Song by Bud Powell

from the album Bud!
- Released: 1957
- Recorded: August 3, 1957
- Studio: Van Gelder Studio
- Genre: Jazz
- Length: 2:30
- Label: Blue Note
- Composer(s): Bud Powell
- Producer(s): Alfred Lion

= Bud on Bach =

"Bud on Bach" is a composition written by jazz pianist Bud Powell for his 1957 album Bud!, also known as The Amazing Bud Powell, Vol. 3. It is unusual among jazz compositions for being based upon Solfeggietto, a composition by Carl Philipp Emanuel Bach.

== History ==
Powell first recorded the composition in August 1957 for Blue Note Records, opening the track with the original Solfegietto as an introduction to his own composition based on the chords. He played the composition solo, doing without his customary trio in order to contrast the Solfegietto's speed with his own "sparse" improvisation.
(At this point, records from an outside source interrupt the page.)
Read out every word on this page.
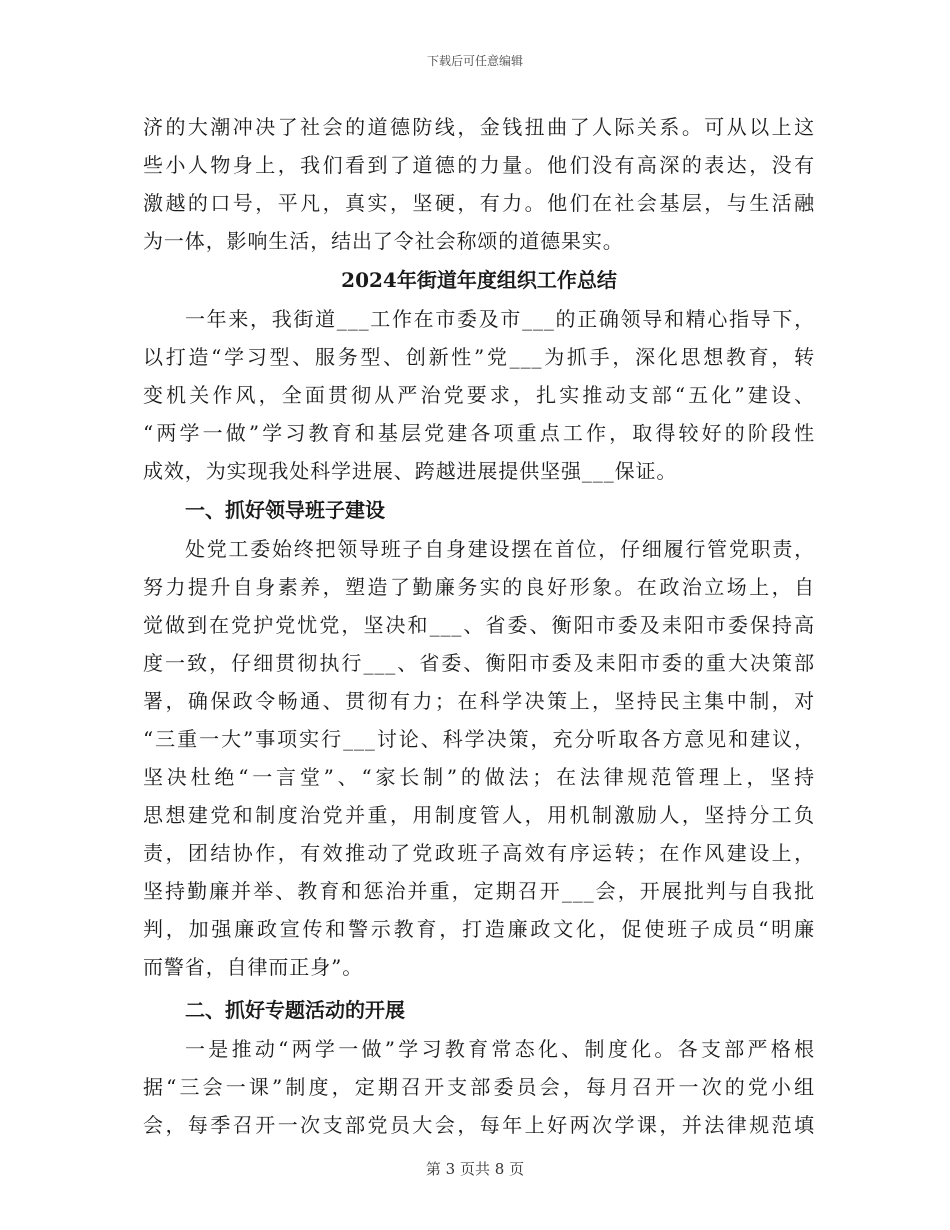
下载后可任意编辑
济的大潮冲决了社会的道德防线，金钱扭曲了人际关系。可从以上这
些小人物身上，我们看到了道德的力量。他们没有高深的表达，没有
激越的口号，平凡，真实，坚硬，有力。他们在社会基层，与生活融
为一体，影响生活，结出了令社会称颂的道德果实。
2024年街道年度组织工作总结
一年来，我街道___工作在市委及市___的正确领导和精心指导下，
以打造“学习型、服务型、创新性”党___为抓手，深化思想教育，转
变机关作风，全面贯彻从严治党要求，扎实推动支部“五化”建设、
“两学一做”学习教育和基层党建各项重点工作，取得较好的阶段性
成效，为实现我处科学进展、跨越进展提供坚强___保证。
一、抓好领导班子建设
处党工委始终把领导班子自身建设摆在首位，仔细履行管党职责，
努力提升自身素养，塑造了勤廉务实的良好形象。在政治立场上，自
觉做到在党护党忧党，坚决和___、省委、衡阳市委及耒阳市委保持高
度一致，仔细贯彻执行___、省委、衡阳市委及耒阳市委的重大决策部
署，确保政令畅通、贯彻有力；在科学决策上，坚持民主集中制，对
“三重一大”事项实行___讨论、科学决策，充分听取各方意见和建议，
坚决杜绝“一言堂”、“家长制”的做法；在法律规范管理上，坚持
思想建党和制度治党并重，用制度管人，用机制激励人，坚持分工负
责，团结协作，有效推动了党政班子高效有序运转；在作风建设上，
坚持勤廉并举、教育和惩治并重，定期召开___会，开展批判与自我批
判，加强廉政宣传和警示教育，打造廉政文化，促使班子成员“明廉
而警省，自律而正身”。
二、抓好专题活动的开展
一是推动“两学一做”学习教育常态化、制度化。各支部严格根
据“三会一课”制度，定期召开支部委员会，每月召开一次的党小组
会，每季召开一次支部党员大会，每年上好两次学课，并法律规范填
第 3 页共 8 页
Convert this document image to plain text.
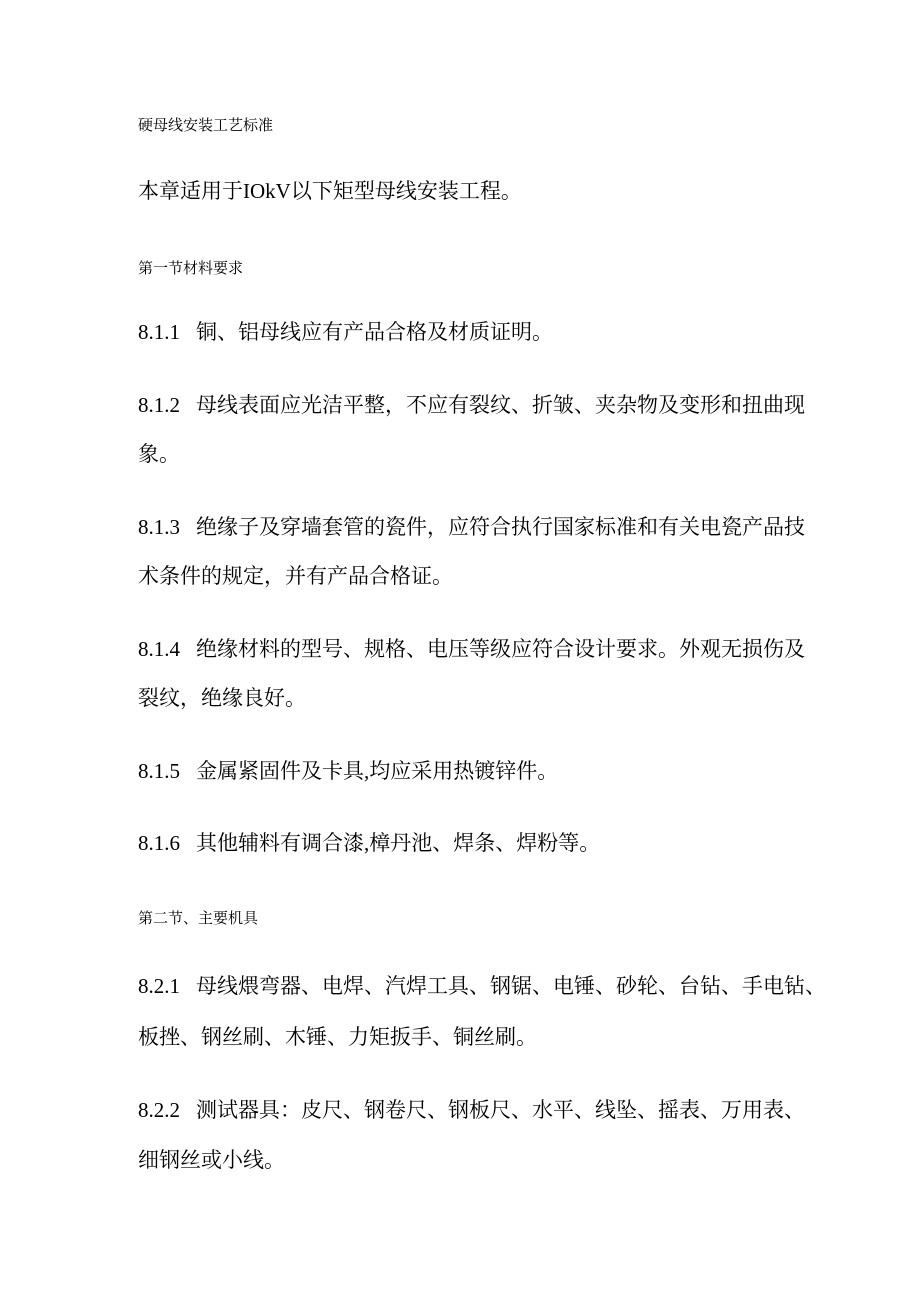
硬母线安装工艺标准
本章适用于IOkV以下矩型母线安装工程。
第一节材料要求
8.1.1 铜、铝母线应有产品合格及材质证明。
8.1.2 母线表面应光洁平整，不应有裂纹、折皱、夹杂物及变形和扭曲现
象。
8.1.3 绝缘子及穿墙套管的瓷件，应符合执行国家标准和有关电瓷产品技
术条件的规定，并有产品合格证。
8.1.4 绝缘材料的型号、规格、电压等级应符合设计要求。外观无损伤及
裂纹，绝缘良好。
8.1.5 金属紧固件及卡具,均应采用热镀锌件。
8.1.6 其他辅料有调合漆,樟丹池、焊条、焊粉等。
第二节、主要机具
8.2.1 母线煨弯器、电焊、汽焊工具、钢锯、电锤、砂轮、台钻、手电钻、
板挫、钢丝刷、木锤、力矩扳手、铜丝刷。
8.2.2 测试器具：皮尺、钢卷尺、钢板尺、水平、线坠、摇表、万用表、
细钢丝或小线。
Of the composition, Guthrie Ramsey, author of The Amazing Bud Powell: Black Genius, Jazz History, and the Challenge of Bebop wrote: "Compressed into two minutes and thirty-one seconds, the recording traverses a couple of sound worlds and, for many, is evidence of Powell’s dual pedigree in classical music and black popular music."

== Reception ==
Dom Cerulli of DownBeat praised the album Bud!, awarding it 4 1/2 stars. He wrote most highly of "Bud on Bach", noting, "it’s Bud on Bach that is bound to be THE track in the set. On this, Bud displays such artistry and such genuine genius, that it may well stand among the classic examples of his work in the years to come."